As a tissue-specific stem cell for chondrogenesis, synovium-derived stem cells (SDSCs) are a promising cell source for cartilage repair. However, a small biopsy can only provide a limited number of cells. Cell senescence from both in vitro expansion and donor age presents a big challenge for stem cell based cartilage regeneration. Here we found that expansion on decellularized extracellular matrix (dECM) full of three-dimensional nanostructured fibers provided SDSCs with unique surface profiles, low elasticity but large volume as well as fibroblast-like shape. dECM expanded SDSCs yielded large pellets with intensive staining of type II collagen and sulfated GAGs, which was supported by both biochemical data and real-time PCR results.

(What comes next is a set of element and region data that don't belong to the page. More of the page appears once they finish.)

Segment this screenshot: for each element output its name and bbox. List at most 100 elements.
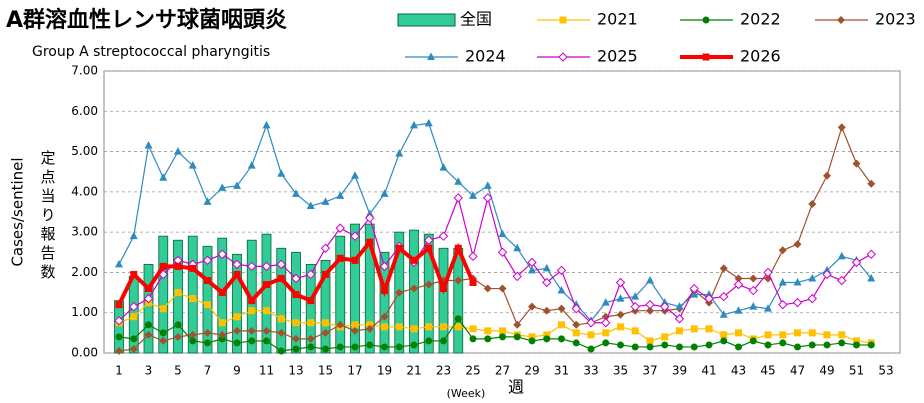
point — [159, 329, 167, 337]
point — [705, 341, 713, 349]
legend-label: 2023 — [875, 10, 916, 29]
point — [233, 270, 241, 278]
point — [203, 197, 212, 205]
point — [115, 333, 123, 341]
point — [587, 331, 595, 339]
point — [366, 238, 374, 246]
x-tick-label: 51 — [849, 364, 864, 378]
point — [425, 244, 433, 252]
x-tick-label: 45 — [760, 364, 775, 378]
point — [335, 223, 345, 233]
point — [646, 337, 654, 345]
y-tick-label: 3.00 — [71, 225, 98, 239]
point — [410, 284, 418, 293]
legend-label: 2021 — [597, 10, 638, 29]
y-axis-label-ja: 定点当り報告数 — [39, 150, 57, 283]
point — [307, 319, 315, 327]
point — [366, 321, 374, 329]
point — [189, 264, 197, 272]
x-tick-label: 15 — [318, 364, 333, 378]
point — [853, 341, 860, 349]
point — [114, 316, 124, 326]
x-tick-label: 43 — [731, 364, 746, 378]
point — [838, 331, 846, 339]
point — [646, 343, 654, 351]
point — [823, 341, 831, 349]
point — [469, 325, 477, 333]
point — [381, 287, 388, 295]
chart-title: A群溶血性レンサ球菌咽頭炎 — [6, 7, 287, 33]
point — [837, 123, 846, 132]
point — [233, 313, 241, 321]
point — [483, 181, 492, 189]
point — [322, 345, 329, 353]
series-line — [118, 122, 872, 322]
point — [204, 301, 211, 309]
point — [277, 347, 285, 355]
point — [837, 251, 846, 260]
point — [851, 257, 862, 268]
point — [440, 323, 447, 331]
point — [202, 255, 213, 266]
point — [336, 191, 345, 199]
point — [764, 341, 772, 349]
point — [720, 337, 728, 345]
point — [690, 343, 698, 351]
bar — [291, 251, 301, 354]
point — [660, 298, 669, 306]
point — [808, 273, 817, 282]
point — [218, 330, 227, 339]
x-tick-label: 13 — [288, 364, 303, 378]
point — [233, 181, 241, 189]
point — [292, 189, 300, 197]
point — [144, 141, 153, 149]
point — [365, 209, 374, 218]
x-tick-label: 11 — [259, 364, 274, 378]
point — [572, 339, 580, 347]
point — [291, 273, 301, 284]
bar — [335, 235, 346, 354]
x-tick-label: 33 — [583, 364, 598, 378]
point — [336, 320, 345, 329]
point — [379, 261, 390, 272]
point — [719, 291, 729, 302]
x-tick-label: 23 — [436, 364, 451, 378]
point — [440, 285, 447, 293]
point — [527, 257, 537, 268]
point — [586, 318, 596, 328]
x-tick-label: 17 — [347, 364, 362, 378]
point — [145, 285, 152, 293]
x-tick-label: 39 — [672, 364, 687, 378]
point — [631, 292, 640, 300]
point — [512, 271, 522, 282]
point — [336, 343, 344, 351]
point — [115, 301, 123, 309]
point — [218, 289, 226, 297]
point — [189, 337, 197, 345]
point — [793, 278, 802, 286]
point — [557, 286, 566, 294]
point — [159, 173, 168, 181]
x-tick-label: 47 — [790, 364, 805, 378]
point — [292, 319, 300, 327]
point — [469, 335, 477, 343]
x-tick-label: 37 — [642, 364, 657, 378]
point — [365, 213, 375, 223]
point — [380, 312, 389, 321]
point — [410, 120, 418, 129]
point — [366, 341, 374, 349]
bar — [379, 251, 390, 354]
point — [218, 319, 226, 327]
point — [748, 285, 758, 296]
point — [807, 293, 817, 304]
point — [263, 337, 270, 345]
point — [499, 333, 506, 341]
x-tick-label: 21 — [406, 364, 421, 378]
point — [615, 277, 626, 288]
point — [438, 231, 449, 241]
point — [277, 274, 285, 282]
point — [307, 343, 315, 351]
point — [822, 269, 832, 280]
point — [174, 289, 182, 297]
point — [159, 262, 167, 270]
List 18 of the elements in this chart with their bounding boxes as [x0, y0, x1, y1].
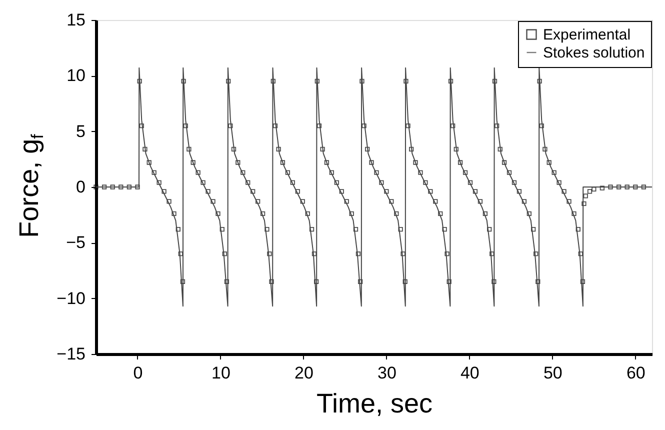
- legend-label: Stokes solution: [543, 44, 645, 62]
- y-axis-title: Force, gf: [14, 134, 47, 238]
- x-tick-label: 0: [133, 364, 143, 382]
- y-tick-label: −15: [56, 344, 86, 364]
- x-tick-label: 50: [543, 364, 562, 382]
- x-axis-title: Time, sec: [316, 388, 433, 418]
- y-tick-label: −5: [66, 233, 86, 252]
- x-tick-label: 20: [294, 364, 314, 382]
- x-tick-label: 10: [212, 364, 230, 382]
- x-tick-label: 40: [460, 364, 480, 382]
- x-tick-label: 30: [377, 364, 396, 382]
- y-tick-label: 5: [76, 122, 86, 141]
- x-tick-label: 60: [626, 364, 646, 382]
- y-tick-label: 10: [66, 66, 86, 86]
- y-tick-label: 15: [66, 10, 86, 30]
- legend-label: Experimental: [543, 26, 631, 44]
- y-tick-label: −10: [56, 288, 86, 308]
- y-tick-label: 0: [76, 178, 86, 196]
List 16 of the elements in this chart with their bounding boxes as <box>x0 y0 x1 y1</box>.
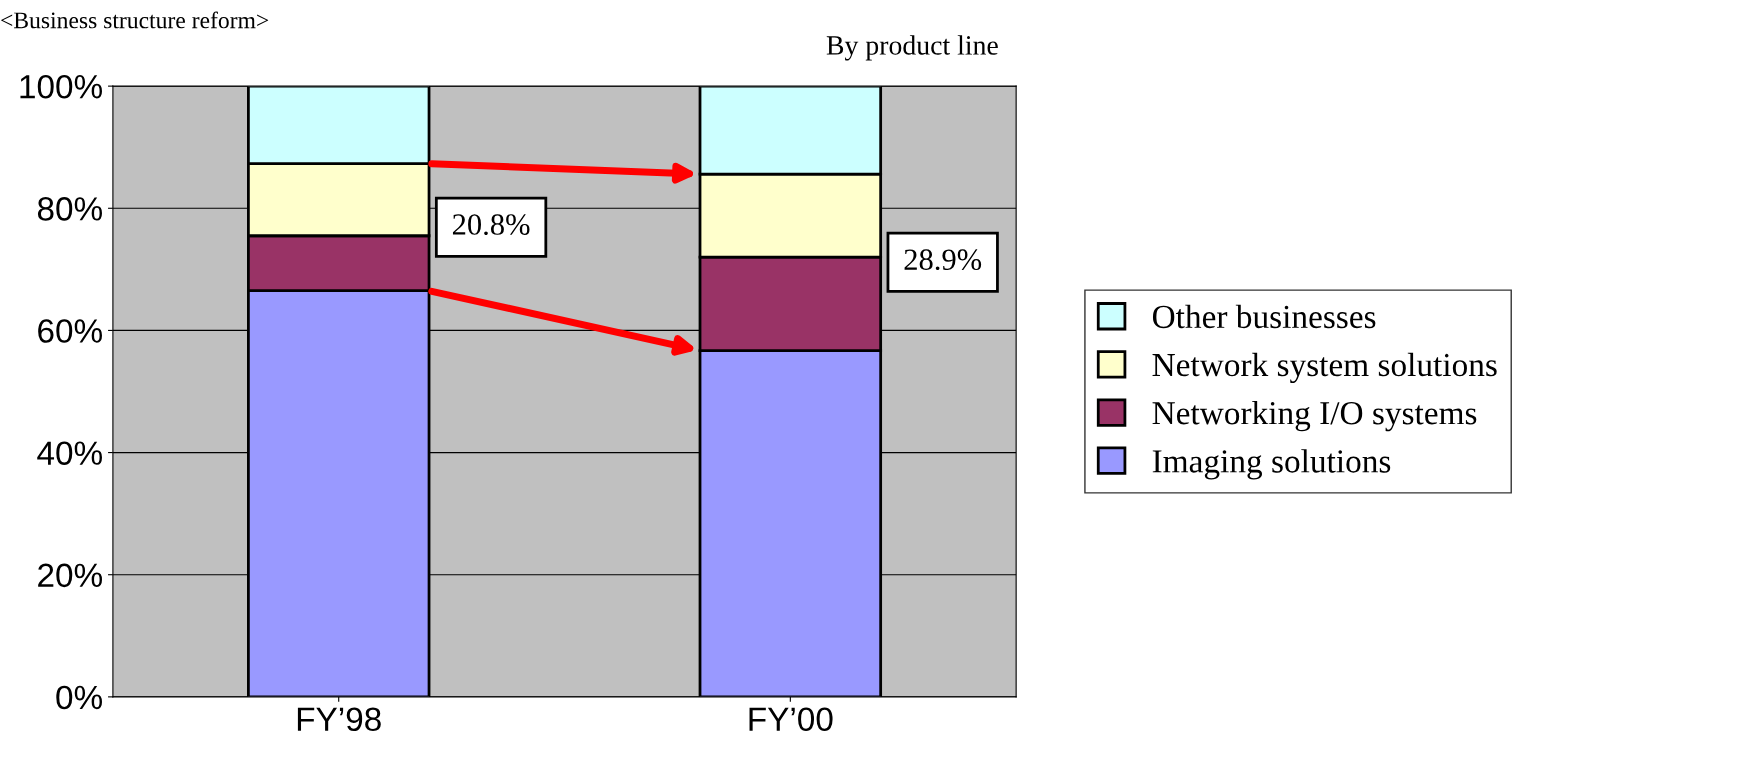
legend-label: Other businesses <box>1152 304 1376 329</box>
annotation: 28.9% <box>904 249 982 271</box>
annotation: 20.8% <box>452 214 530 235</box>
y-tick-label: 100% <box>20 74 102 99</box>
y-tick-label: 20% <box>38 563 102 588</box>
y-tick-label: 60% <box>38 319 102 343</box>
x-tick-label: FY’00 <box>749 707 833 732</box>
y-tick-label: 80% <box>37 197 102 221</box>
legend-label: Networking I/O systems <box>1152 400 1477 432</box>
legend-label: Imaging solutions <box>1152 449 1391 480</box>
chart-subtitle: By product line <box>826 35 998 61</box>
chart-title: <Business structure reform> <box>1 11 269 29</box>
y-tick-label: 0% <box>56 685 102 710</box>
y-tick-label: 40% <box>37 441 102 465</box>
legend-label: Network system solutions <box>1152 352 1497 384</box>
x-tick-label: FY’98 <box>297 707 381 732</box>
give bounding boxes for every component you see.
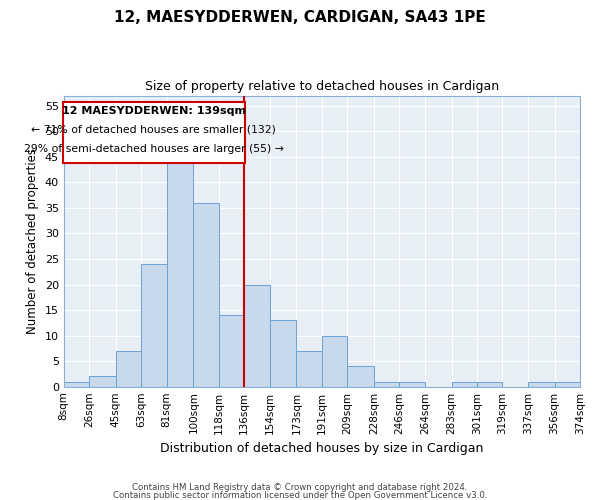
Bar (477, 382, 502, 386)
Bar (374, 382, 400, 386)
Bar (400, 382, 425, 386)
Bar (528, 382, 554, 386)
Bar (347, 366, 374, 386)
Bar (244, 284, 269, 386)
Bar (89, 376, 116, 386)
Title: Size of property relative to detached houses in Cardigan: Size of property relative to detached ho… (145, 80, 499, 93)
Bar (452, 382, 477, 386)
Text: 29% of semi-detached houses are larger (55) →: 29% of semi-detached houses are larger (… (24, 144, 284, 154)
Y-axis label: Number of detached properties: Number of detached properties (26, 148, 39, 334)
Bar (269, 320, 296, 386)
Bar (296, 351, 322, 386)
FancyBboxPatch shape (63, 102, 245, 164)
Bar (322, 336, 347, 386)
Text: 12, MAESYDDERWEN, CARDIGAN, SA43 1PE: 12, MAESYDDERWEN, CARDIGAN, SA43 1PE (114, 10, 486, 25)
Bar (554, 382, 580, 386)
Text: Contains public sector information licensed under the Open Government Licence v3: Contains public sector information licen… (113, 491, 487, 500)
Bar (141, 264, 167, 386)
Text: 12 MAESYDDERWEN: 139sqm: 12 MAESYDDERWEN: 139sqm (62, 106, 246, 116)
Bar (219, 315, 244, 386)
Bar (193, 203, 219, 386)
Text: Contains HM Land Registry data © Crown copyright and database right 2024.: Contains HM Land Registry data © Crown c… (132, 484, 468, 492)
Bar (64, 382, 89, 386)
X-axis label: Distribution of detached houses by size in Cardigan: Distribution of detached houses by size … (160, 442, 484, 455)
Text: ← 71% of detached houses are smaller (132): ← 71% of detached houses are smaller (13… (31, 124, 277, 134)
Bar (167, 152, 193, 386)
Bar (116, 351, 141, 386)
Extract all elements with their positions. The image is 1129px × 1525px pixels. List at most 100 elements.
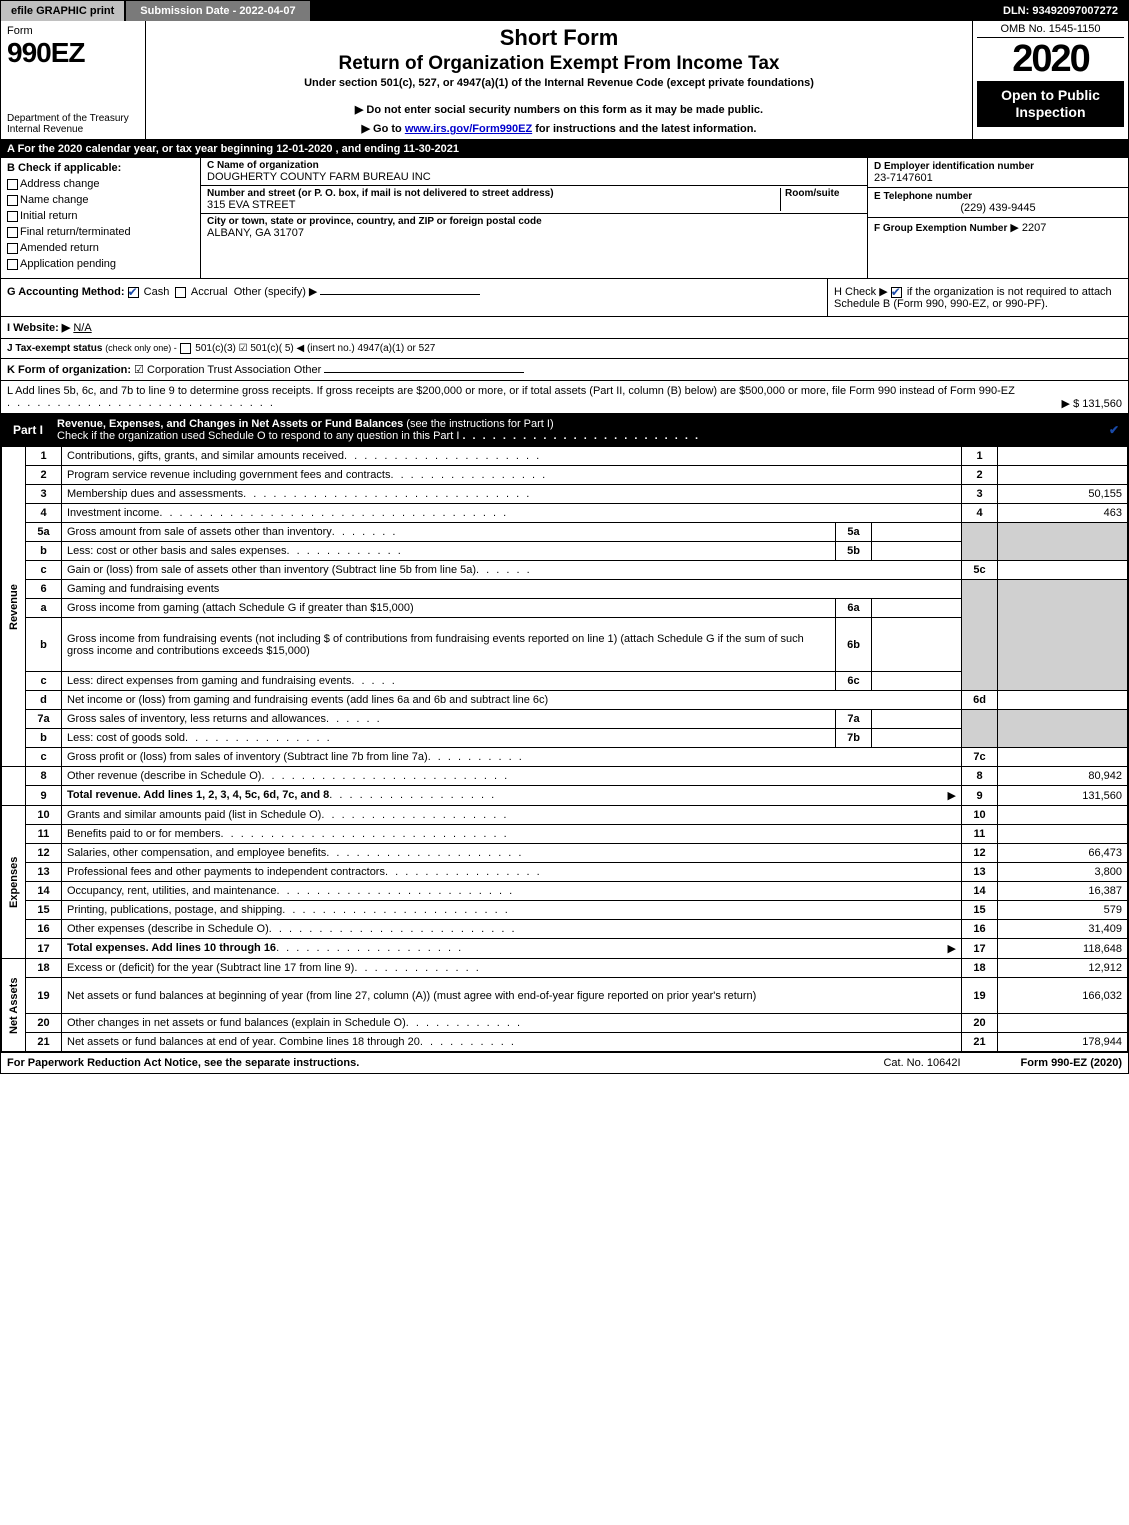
- city-row: City or town, state or province, country…: [201, 214, 867, 241]
- line-7ab-shade: [962, 710, 998, 748]
- line-13-amount: 3,800: [998, 863, 1128, 882]
- cb-cash[interactable]: [128, 287, 139, 298]
- line-5c-num: c: [26, 561, 62, 580]
- line-4-desc: Investment income. . . . . . . . . . . .…: [62, 504, 962, 523]
- line-2-amount: [998, 466, 1128, 485]
- line-13-num: 13: [26, 863, 62, 882]
- line-7c-rnum: 7c: [962, 748, 998, 767]
- line-3-num: 3: [26, 485, 62, 504]
- line-18-rnum: 18: [962, 959, 998, 978]
- line-21-amount: 178,944: [998, 1033, 1128, 1052]
- section-h: H Check ▶ if the organization is not req…: [828, 279, 1128, 316]
- line-19-amount: 166,032: [998, 978, 1128, 1014]
- line-6-num: 6: [26, 580, 62, 599]
- line-5b-ival: [872, 542, 962, 561]
- gross-receipts-value: ▶ $ 131,560: [1062, 397, 1122, 410]
- line-5a-ival: [872, 523, 962, 542]
- line-19-num: 19: [26, 978, 62, 1014]
- line-14-rnum: 14: [962, 882, 998, 901]
- line-7a-num: 7a: [26, 710, 62, 729]
- part-1-table: Revenue 1 Contributions, gifts, grants, …: [1, 446, 1128, 1052]
- line-6abc-shade: [962, 580, 998, 691]
- line-2-desc: Program service revenue including govern…: [62, 466, 962, 485]
- line-8-amount: 80,942: [998, 767, 1128, 786]
- city-value: ALBANY, GA 31707: [207, 227, 861, 239]
- line-5b-num: b: [26, 542, 62, 561]
- part-1-note: (see the instructions for Part I): [406, 418, 553, 430]
- page-footer: For Paperwork Reduction Act Notice, see …: [1, 1052, 1128, 1073]
- line-6b-inum: 6b: [836, 618, 872, 672]
- goto-line: ▶ Go to www.irs.gov/Form990EZ for instru…: [154, 122, 964, 135]
- line-17-rnum: 17: [962, 939, 998, 959]
- line-2-rnum: 2: [962, 466, 998, 485]
- section-d: D Employer identification number 23-7147…: [868, 158, 1128, 188]
- line-11-num: 11: [26, 825, 62, 844]
- cb-schedule-b-not-required[interactable]: [891, 287, 902, 298]
- revenue-side-continuation: [2, 767, 26, 806]
- line-5b-inum: 5b: [836, 542, 872, 561]
- part-1-title: Revenue, Expenses, and Changes in Net As…: [57, 418, 403, 430]
- line-15-rnum: 15: [962, 901, 998, 920]
- street-value: 315 EVA STREET: [207, 199, 776, 211]
- dept-irs: Internal Revenue: [7, 124, 139, 135]
- section-f: F Group Exemption Number ▶ 2207: [868, 218, 1128, 237]
- line-19-rnum: 19: [962, 978, 998, 1014]
- section-b: B Check if applicable: Address change Na…: [1, 158, 201, 278]
- cb-501c3[interactable]: [180, 343, 191, 354]
- line-16-amount: 31,409: [998, 920, 1128, 939]
- line-9-desc: Total revenue. Add lines 1, 2, 3, 4, 5c,…: [62, 786, 962, 806]
- line-1-amount: [998, 447, 1128, 466]
- line-4-rnum: 4: [962, 504, 998, 523]
- gh-row: G Accounting Method: Cash Accrual Other …: [1, 279, 1128, 317]
- expenses-side-label: Expenses: [2, 806, 26, 959]
- section-c: C Name of organization DOUGHERTY COUNTY …: [201, 158, 868, 278]
- cb-name-change[interactable]: Name change: [7, 194, 194, 206]
- cb-address-change[interactable]: Address change: [7, 178, 194, 190]
- line-7a-ival: [872, 710, 962, 729]
- dln-label: DLN: 93492097007272: [993, 1, 1128, 21]
- line-3-rnum: 3: [962, 485, 998, 504]
- line-5c-desc: Gain or (loss) from sale of assets other…: [62, 561, 962, 580]
- line-9-amount: 131,560: [998, 786, 1128, 806]
- efile-print-button[interactable]: efile GRAPHIC print: [1, 1, 126, 21]
- line-16-num: 16: [26, 920, 62, 939]
- form-number: 990EZ: [7, 37, 139, 69]
- header-mid: Short Form Return of Organization Exempt…: [146, 21, 973, 139]
- line-18-desc: Excess or (deficit) for the year (Subtra…: [62, 959, 962, 978]
- ein-label: D Employer identification number: [874, 161, 1122, 172]
- line-7b-inum: 7b: [836, 729, 872, 748]
- line-17-num: 17: [26, 939, 62, 959]
- cb-amended-return[interactable]: Amended return: [7, 242, 194, 254]
- line-10-desc: Grants and similar amounts paid (list in…: [62, 806, 962, 825]
- cb-final-return[interactable]: Final return/terminated: [7, 226, 194, 238]
- section-i: I Website: ▶ N/A: [1, 317, 1128, 339]
- tax-exempt-label: J Tax-exempt status: [7, 343, 102, 354]
- line-1-rnum: 1: [962, 447, 998, 466]
- section-def: D Employer identification number 23-7147…: [868, 158, 1128, 278]
- line-6b-num: b: [26, 618, 62, 672]
- line-20-amount: [998, 1014, 1128, 1033]
- department-label: Department of the Treasury Internal Reve…: [7, 113, 139, 135]
- cb-accrual[interactable]: [175, 287, 186, 298]
- line-7c-num: c: [26, 748, 62, 767]
- line-3-desc: Membership dues and assessments. . . . .…: [62, 485, 962, 504]
- form-word: Form: [7, 25, 139, 37]
- line-15-desc: Printing, publications, postage, and shi…: [62, 901, 962, 920]
- dept-treasury: Department of the Treasury: [7, 113, 139, 124]
- line-5ab-shade-amt: [998, 523, 1128, 561]
- instructions-link[interactable]: www.irs.gov/Form990EZ: [405, 123, 532, 135]
- paperwork-notice: For Paperwork Reduction Act Notice, see …: [7, 1057, 359, 1069]
- form-of-org-label: K Form of organization:: [7, 364, 131, 376]
- other-specify-input[interactable]: [320, 294, 480, 295]
- line-18-amount: 12,912: [998, 959, 1128, 978]
- line-6-desc: Gaming and fundraising events: [62, 580, 962, 599]
- line-10-num: 10: [26, 806, 62, 825]
- other-org-input[interactable]: [324, 372, 524, 373]
- section-k: K Form of organization: ☑ Corporation Tr…: [1, 359, 1128, 381]
- line-13-desc: Professional fees and other payments to …: [62, 863, 962, 882]
- cb-initial-return[interactable]: Initial return: [7, 210, 194, 222]
- cb-application-pending[interactable]: Application pending: [7, 258, 194, 270]
- cb-schedule-o-used[interactable]: [1109, 425, 1120, 436]
- group-exemption-value: ▶ 2207: [1010, 222, 1046, 234]
- short-form-title: Short Form: [154, 25, 964, 51]
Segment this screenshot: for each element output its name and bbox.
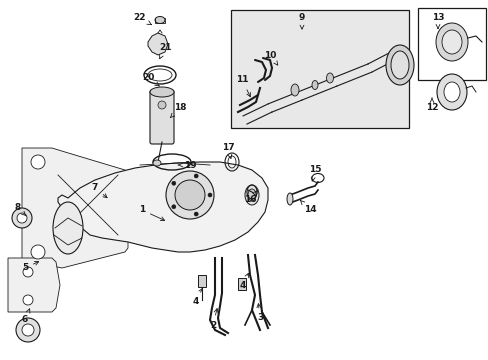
Text: 9: 9 — [298, 13, 305, 29]
Text: 2: 2 — [209, 309, 218, 329]
Circle shape — [16, 318, 40, 342]
Text: 12: 12 — [425, 98, 437, 112]
Circle shape — [23, 295, 33, 305]
Polygon shape — [22, 148, 128, 268]
Polygon shape — [8, 258, 60, 312]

Our results also hint at lower levels of inflammatory genes and how they might be responsible for enhanced chondrogenic differentiation in dECM expanded SDSCs. Despite an increase of type X collagen in chondrogenically induced cells, dECM expanded cells had significantly lower potential for endochondral bone formation. Both Wnt and MAPK signals were actively involved in both expansion and chondrogenic induction of dECM expanded cells. dECM expanded human SDSCs could be a potential cell source for autologous cartilage repair Adult human synovial fibroblasts (4 donors, two male and two female, average 43 years old, all had no known joint disease) were grown for one passage on plastic flasks (P cells) or plastic flasks pre-coated with decellularized extracellular matrix (E cells). Aliquots were centrifuged and pellets cultured for 35 days in serum-free chondrogenic medium (P pellet or E pellet). There are no replicates.